Survey of HTML

ACM Learning Center books

Notes

An HTML document consists of nested “tags”, each tag representing a certain “structure” for its contents.

For instance we will see tags for lists, tables, headings and so on.

This is important:

HTML dictates the structure of the page’s content. It describes structure, semantics, not appearance. It is used to describe “what something is”, not “how it should look”. CSS is responsible for appearance.

This semantic information is important, as it is all that visually impaired users or tools like search engines will see.

There is entirely too much legacy information on HTML and various standards. We will be focusing on the current standard, usually termed HTML5. A number of old tags have been deprecated.

HTML5 is actually a collection of standards, some with very varying levels of adoption. The can-i-use site can tell you more information about the state of adoption of the particular technology you want to use.

What we will cover in this class is standard and widely adopted. We start with an overview of some key features:

Let us define some key terms:

doctype
The first line of any HTML document needs to be its doctype. For HTML5, this is <!DOCTYPE html>.
html tag
The next thing in any HTML document is an <html> tag. Everything else will be nested inside this tag.
head tag
The head tag is the first thing inside the HTML document. It contains metadata information about the document (keywords, author, description, title etc), as well as links to CSS spreadsheets and fonts.
body tag
The body tag follows the head tag, and contains all the actual elements in the page.
attributes
properties attached to tags. They are contained within the open tag like so <tag attr1="..." attr2="...">. We will see examples later.
block tags
Some tags are meant to represent “block” elements. These tend to occupy space, as opposed to “inline” tags. Examples: div, section, nav, table.
inline tags
These tags are meant to identify a structure within an inline text. For example, the em tag is used to indicate its content should be “emphasized”.

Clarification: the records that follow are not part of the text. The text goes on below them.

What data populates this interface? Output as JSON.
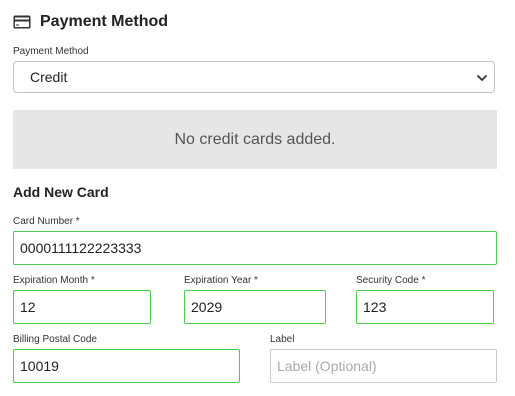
{
  "header": {
    "title": "Payment Method",
    "icon": "credit-card-icon"
  },
  "payment_method": {
    "label": "Payment Method",
    "selected": "Credit"
  },
  "cards": {
    "empty_message": "No credit cards added."
  },
  "new_card": {
    "heading": "Add New Card",
    "card_number": {
      "label": "Card Number *",
      "value": "0000111122223333"
    },
    "exp_month": {
      "label": "Expiration Month *",
      "value": "12"
    },
    "exp_year": {
      "label": "Expiration Year *",
      "value": "2029"
    },
    "security_code": {
      "label": "Security Code *",
      "value": "123"
    },
    "postal_code": {
      "label": "Billing Postal Code",
      "value": "10019"
    },
    "card_label": {
      "label": "Label",
      "placeholder": "Label (Optional)",
      "value": ""
    }
  },
  "colors": {
    "valid_border": "#4ccc4c",
    "empty_box_bg": "#e6e6e6"
  }
}
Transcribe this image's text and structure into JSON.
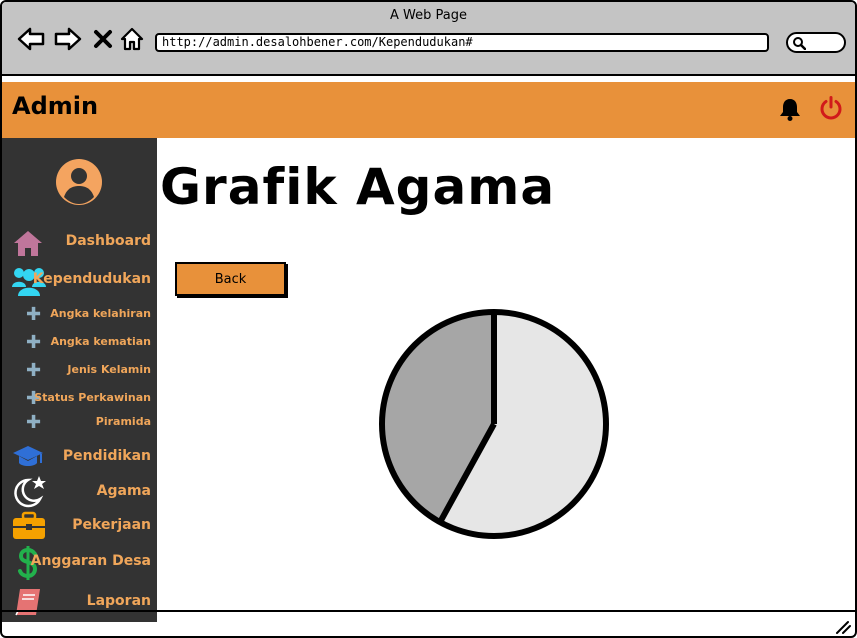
{
  "browser": {
    "window_title": "A Web Page",
    "url": "http://admin.desalohbener.com/Kependudukan#"
  },
  "header": {
    "title": "Admin",
    "accent_color": "#e8913a"
  },
  "sidebar": {
    "background": "#333333",
    "items": [
      {
        "label": "Dashboard",
        "icon": "home-icon"
      },
      {
        "label": "Kependudukan",
        "icon": "users-icon"
      },
      {
        "label": "Pendidikan",
        "icon": "graduation-cap-icon"
      },
      {
        "label": "Agama",
        "icon": "moon-star-icon"
      },
      {
        "label": "Pekerjaan",
        "icon": "briefcase-icon"
      },
      {
        "label": "Anggaran Desa",
        "icon": "dollar-icon"
      },
      {
        "label": "Laporan",
        "icon": "book-icon"
      }
    ],
    "subitems": [
      {
        "label": "Angka kelahiran"
      },
      {
        "label": "Angka kematian"
      },
      {
        "label": "Jenis Kelamin"
      },
      {
        "label": "Status Perkawinan"
      },
      {
        "label": "Piramida"
      }
    ]
  },
  "main": {
    "title": "Grafik Agama",
    "back_label": "Back"
  },
  "chart_data": {
    "type": "pie",
    "values": [
      58,
      42
    ],
    "colors": [
      "#e6e6e6",
      "#a6a6a6"
    ]
  }
}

We will now describe in some detail some attributes and elements. We start with attributes:

id
A string uniquely identifying an element. No two elements can have the same id.
class
A string containing space-separated “classes” for the element. These classes have no meaning on their own, but they can be targetted by Javascript and CSS. For example class="hidden cartItem" identifies this element as being a “cartItem” and also being “hidden”. (This does not actually mean it is hidden, it means that it appears however CSS has specified “hidden” elements should appear). We might have some Javascript code that does something to all elements with a class “cartItem”, or we might have some CSS instructions that say how all elements of class “hidden” should appear.
alt
alternative text for images and inputs.
title
used for tooltips.
data-*
Used to add custom data to the element, that Javascript can use. Usually set programmatically.
disabled
For inputs, whether they are “editable”.
hidden
Prevents rendering of the item.
name
Used in form elements, to target labels to them or to group radio buttons together.
value
Used in form elements.

There are many more attributes, most more specialized to certain elements. You will encounter them as you find them.

Here are some of the most important tags/elements from standard HTML:

h1, h2, h3
6 tags for 6 different heading levels
ol, ul, li
ordered and unordered lists, and list items
dl, dt, dd
definition lists, terms and definitions
p
paragraph
form, fieldset, input
controls for creating forms
pre, code
preformatted text and code
blockquote, quote
quotes, block/inline
a
anchor links (to other webpages, or within same page)
em, strong
“emphasized” and strongly emphasized text
hr
thematic break between paragraph-level elements. Typically displayed as a horizontal ruler
img
embedded image
div, span
generic block-level/inline elements
b, i
to denote text that would normally be shown as bold/italicized
pre, code
Used for “preformatted” fixed-width blocks, and inline code snippets
select, option
for creating pull-down lists of items
script
used for embedding scripts
table, tr, td, th, thead, tbody
used to make tables

Here are some elements added in HTML5:

audio, video
used to embed sound/video content
canvas
one of the two ways of introducing graphics, the other being SVG.
datalist
used with option tags to form list of options for other input elements.
figure
meant for self-contained content typically with a figcaption. Its position is meant to not be part of the normal flow.
header, footer
meant to identify the content at the header/footer of the page
main, article, section
meant to identify key sections of the document
nav
identifies the section of the document meant for navigation within the page or to other pages

An example of an HTML document can be seen in the WebAppsTODO application page.

In-class activity. Think of the elements that this page contains.